Armenia: Controversial Media Bill Overhauled

A campaign by Armenian journalists has forced the government to withdraw a much-criticised draft law on the media.

Armenia: Controversial Media Bill Overhauled

A campaign by Armenian journalists has forced the government to withdraw a much-criticised draft law on the media.

In what may be a significant a victory for press freedom, Armenian editors, working with the Council of Europe, CoE, have forced a major overhaul of a controversial media bill.


Yet the breakthrough was tarnished by the closure of independent Armenian television channel A1 Plus on April 2, in a move that suggests that the authorities may be seeking to assert control over the press.


Armenia's new draft media law is being given unprecedented public discussion. Deputy justice minister Ashot Abovian said his ministry had posted a text of the bill on the website www.panarmenian.net and that it would be debated at a meeting in Yerevan on April 4-5, attended by the authors of the proposed legislation, editors and journalists, members of the local OSCE office and the US-funded organisation World Learning.


This is a dramatic contrast to the situation a month ago, when local media and international experts condemned an initial bill as draconian and undemocratic. " The first draft restricted freedom of expression, contained many legal mistakes and demonstrated a complete ignorance of the professional field of the media, the second does not," said Boris Navasardian, president of the Yerevan Press Club. "In this, I think, we can see a victory for journalists."


A colourful tale that has involved government, media and the CoE began in February. The justice ministry drafted a mass media law, which provided for amongst other things, the creation of a new state-run organ for control of the press. It also required newspapers and broadcasters to receive a license every year, a move which, said Mesrop Harutiunian, an expert with the Yerevan Press Club, likened the press to producers of alcohol, who have to reaffirm their right to production every year.


It also stipulated that journalists would be required to pay for interviews with state officials; publication of photographs of politicians and public figures without their agreement would be banned and political cartoons would be forbidden; and journalists would lose the right to keep their sources secret.


In an extraordinary display of solidarity, pro-government and opposition media organisations banded together and demanded that the authorities withdraw the bill. When the authors of the draft proposed that journalists should put forward their own ideas and form a working group to improve the proposed legislation, they received the response that it was so bad and undemocratic, that it only made sense to scrap it and start again.

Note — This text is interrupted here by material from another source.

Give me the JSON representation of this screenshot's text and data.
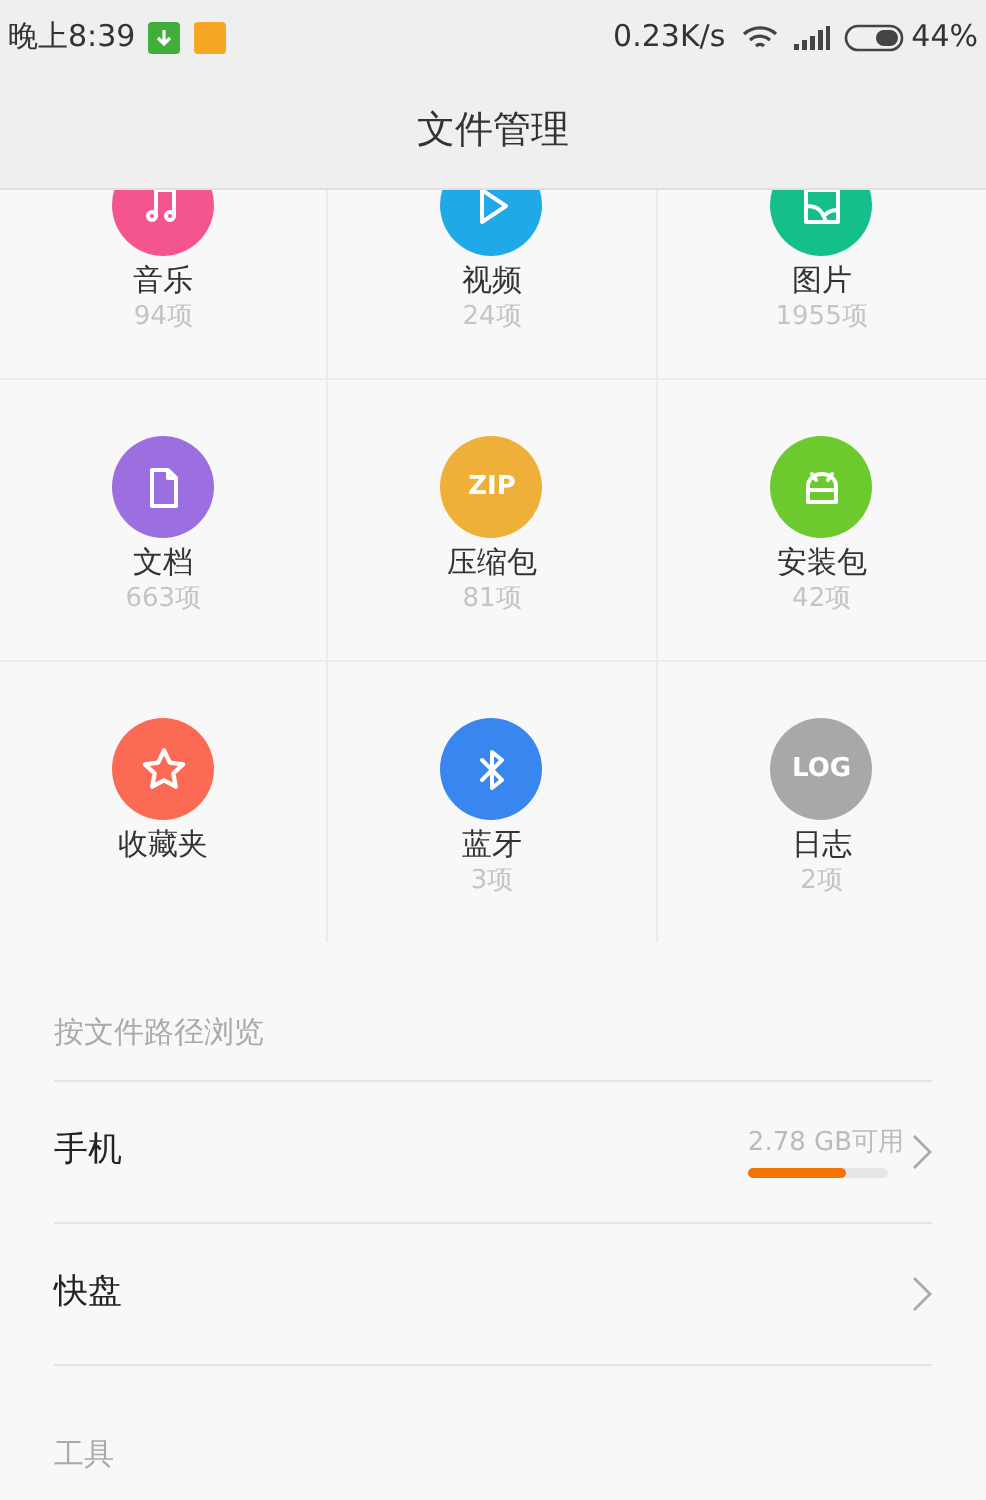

In a joint statement, Armenian media organisations said, "Acting on the need to defend freedom of information and democracy, we reserve the right to demand the dismissal of those officials who, by deliberately defending this law, are trying to divert the country from the path of democratic development."

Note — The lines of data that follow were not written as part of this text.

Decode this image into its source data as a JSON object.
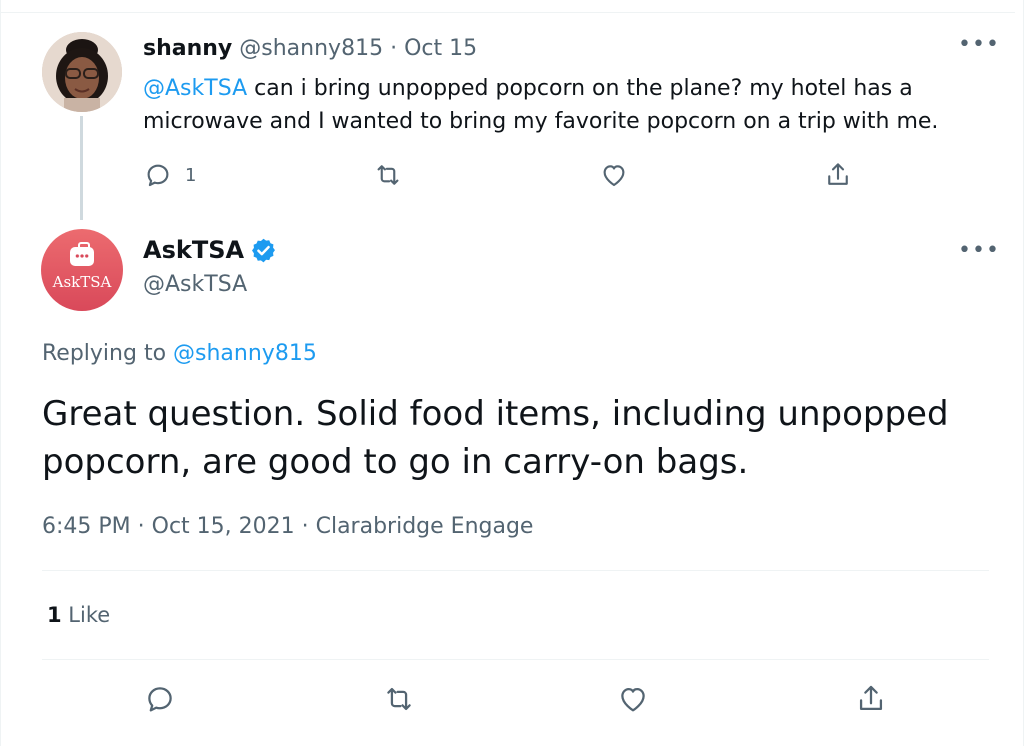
{
  "parent": {
    "name": "shanny",
    "handle": "@shanny815",
    "sep": " · ",
    "date": "Oct 15",
    "mention": "@AskTSA",
    "text": " can i bring unpopped popcorn on the plane? my hotel has a microwave and I wanted to bring my favorite popcorn on a trip with me.",
    "reply_count": "1",
    "more": "•••"
  },
  "reply": {
    "name": "AskTSA",
    "handle": "@AskTSA",
    "avatar_text": "AskTSA",
    "replying_prefix": "Replying to ",
    "replying_handle": "@shanny815",
    "text": "Great question. Solid food items, including unpopped popcorn, are good to go in carry-on bags.",
    "timestamp": "6:45 PM · Oct 15, 2021 · Clarabridge Engage",
    "like_count": "1",
    "like_label": " Like",
    "more": "•••"
  },
  "colors": {
    "accent": "#1d9bf0",
    "secondary_text": "#536471",
    "avatar_tsa": "#d9495a"
  },
  "icons": {
    "reply": "reply-icon",
    "retweet": "retweet-icon",
    "like": "heart-icon",
    "share": "share-icon",
    "verified": "verified-badge-icon",
    "more": "more-icon"
  }
}
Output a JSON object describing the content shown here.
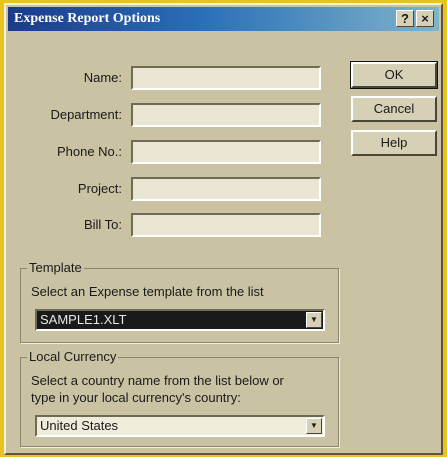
{
  "dialog": {
    "title": "Expense Report Options",
    "help_glyph": "?",
    "close_glyph": "×"
  },
  "fields": {
    "name_label": "Name:",
    "department_label": "Department:",
    "phone_label": "Phone No.:",
    "project_label": "Project:",
    "bill_to_label": "Bill To:",
    "name_value": "",
    "department_value": "",
    "phone_value": "",
    "project_value": "",
    "bill_to_value": ""
  },
  "template": {
    "group_label": "Template",
    "instruction": "Select an Expense template from the list",
    "selected": "SAMPLE1.XLT"
  },
  "currency": {
    "group_label": "Local Currency",
    "instruction_line1": "Select a country name from the list below or",
    "instruction_line2": "type in your local currency's country:",
    "selected": "United States"
  },
  "buttons": {
    "ok": "OK",
    "cancel": "Cancel",
    "help": "Help"
  },
  "icons": {
    "dropdown_arrow": "chevron-down-icon"
  },
  "colors": {
    "background": "#e8c21e",
    "dialog": "#c9c2a3",
    "title_start": "#1b3a8c",
    "title_end": "#7fb4c8",
    "selected_field": "#1a1a1a"
  }
}
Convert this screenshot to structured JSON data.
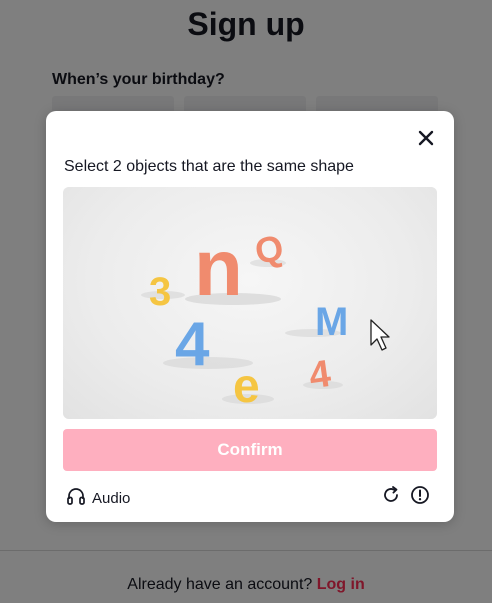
{
  "page": {
    "title": "Sign up",
    "birthday_label": "When’s your birthday?",
    "footer_prompt": "Already have an account?",
    "footer_link": "Log in"
  },
  "captcha": {
    "instruction": "Select 2 objects that are the same shape",
    "confirm_label": "Confirm",
    "audio_label": "Audio",
    "objects": [
      {
        "label": "n",
        "color": "#f08b6e"
      },
      {
        "label": "Q",
        "color": "#f08b6e"
      },
      {
        "label": "3",
        "color": "#f5c542"
      },
      {
        "label": "4",
        "color": "#6aa6e6"
      },
      {
        "label": "M",
        "color": "#6aa6e6"
      },
      {
        "label": "e",
        "color": "#f5c542"
      },
      {
        "label": "4",
        "color": "#f08b6e"
      }
    ],
    "icons": [
      "close-icon",
      "headphones-icon",
      "refresh-icon",
      "report-icon",
      "cursor-icon"
    ]
  },
  "colors": {
    "brand": "#fe2c55",
    "confirm_disabled": "#feafbf",
    "overlay": "rgba(0,0,0,0.5)"
  }
}
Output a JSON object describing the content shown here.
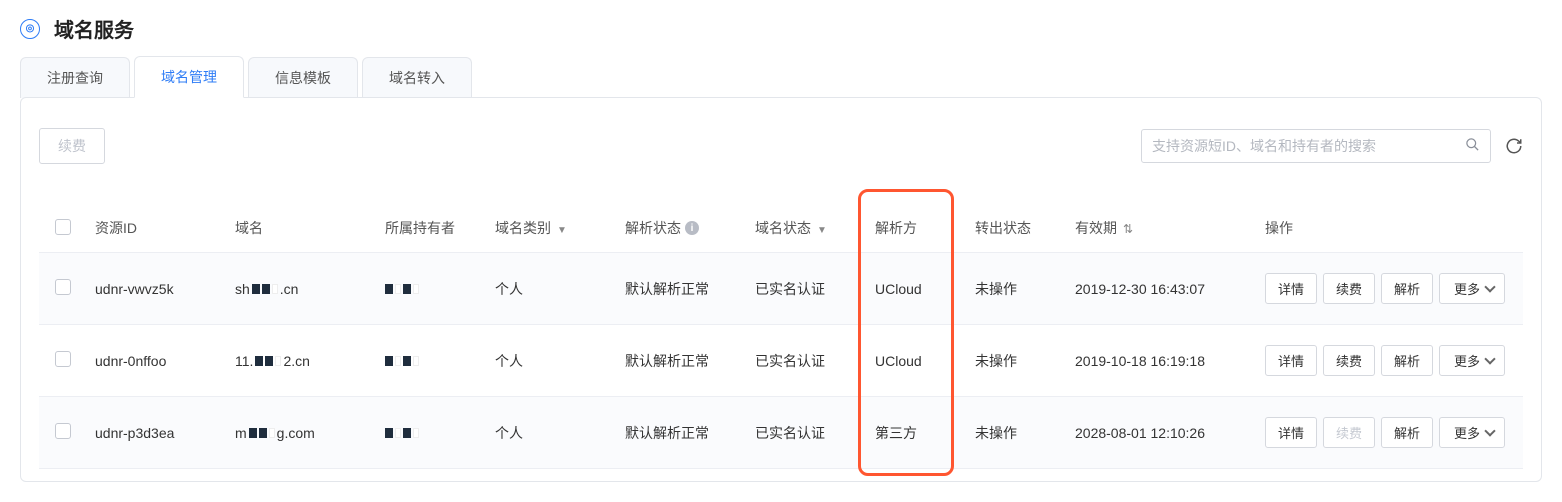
{
  "header": {
    "title": "域名服务"
  },
  "tabs": [
    {
      "label": "注册查询",
      "active": false
    },
    {
      "label": "域名管理",
      "active": true
    },
    {
      "label": "信息模板",
      "active": false
    },
    {
      "label": "域名转入",
      "active": false
    }
  ],
  "toolbar": {
    "renew_label": "续费",
    "search_placeholder": "支持资源短ID、域名和持有者的搜索"
  },
  "columns": {
    "resource_id": "资源ID",
    "domain": "域名",
    "owner": "所属持有者",
    "domain_type": "域名类别",
    "resolve_status": "解析状态",
    "domain_status": "域名状态",
    "resolver": "解析方",
    "transfer_status": "转出状态",
    "expire": "有效期",
    "ops": "操作"
  },
  "action_labels": {
    "detail": "详情",
    "renew": "续费",
    "resolve": "解析",
    "more": "更多"
  },
  "rows": [
    {
      "resource_id": "udnr-vwvz5k",
      "domain_prefix": "sh",
      "domain_suffix": ".cn",
      "domain_type": "个人",
      "resolve_status": "默认解析正常",
      "domain_status": "已实名认证",
      "resolver": "UCloud",
      "transfer_status": "未操作",
      "expire": "2019-12-30 16:43:07",
      "renew_disabled": false
    },
    {
      "resource_id": "udnr-0nffoo",
      "domain_prefix": "11.",
      "domain_suffix": "2.cn",
      "domain_type": "个人",
      "resolve_status": "默认解析正常",
      "domain_status": "已实名认证",
      "resolver": "UCloud",
      "transfer_status": "未操作",
      "expire": "2019-10-18 16:19:18",
      "renew_disabled": false
    },
    {
      "resource_id": "udnr-p3d3ea",
      "domain_prefix": "m",
      "domain_suffix": "g.com",
      "domain_type": "个人",
      "resolve_status": "默认解析正常",
      "domain_status": "已实名认证",
      "resolver": "第三方",
      "transfer_status": "未操作",
      "expire": "2028-08-01 12:10:26",
      "renew_disabled": true
    }
  ]
}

In a meeting with journalists, Armenian president Robert Kocharian announced that the draft law could be reconsidered, but only after an expert appraisal by the CoE. Kocharian's statement aroused mixed feelings among journalists.


On the one hand, they thought it was good that the bill would not be passed without the approval of the CoE. On the other, they felt that the head of state was once again displaying his unwillingness to listen to the views of his own media.


In early March, a visiting delegation from the CoE sharply criticised the draft law, as expected. "This document creates broad opportunities for the restriction of freedom of expression," said Ramon Prieto Suarez, the head of the delegation, while the head of the OSCE mission in Yerevan Roy Reeve called it a "categorically unacceptable" retreat from the principles of free expression.


Bowing to pressure at the end of March, the deputy justice minister Ashot Abovian presented a new media bill. Although he claimed it was a re-worked version of the old one, it was, in fact, entirely different. The original twenty-page draft had been cut almost in half, almost all the controversial provisions had been removed and points had even appeared in it guaranteeing freedom of expression.


A new working group has been formed to discuss the fresh draft and only two opposition newspapers are still demanding that the proposed legislation be scrapped altogether. According to Abovian, if a consensus is reached at the meeting on April 4-5, then the bill can be sent for debate in the Armenian parliament later in the month.


The dramatic collapse of the original draft law, widely seen as condemned to fail from the start, has puzzled observers. "In the context of a pre-election year, the justice ministry has given the opposition a marvellous present," wrote the Russian-language newspaper Golos Armenii.


But a sense that a major victory for freedom of speech had been secured seemed premature on April 2, as the popular television channel A1 Plus went off the air, after failing to win a tender to retain its broadcasting frequency. In this, most observers see the hand of the state moving against a source of independent news.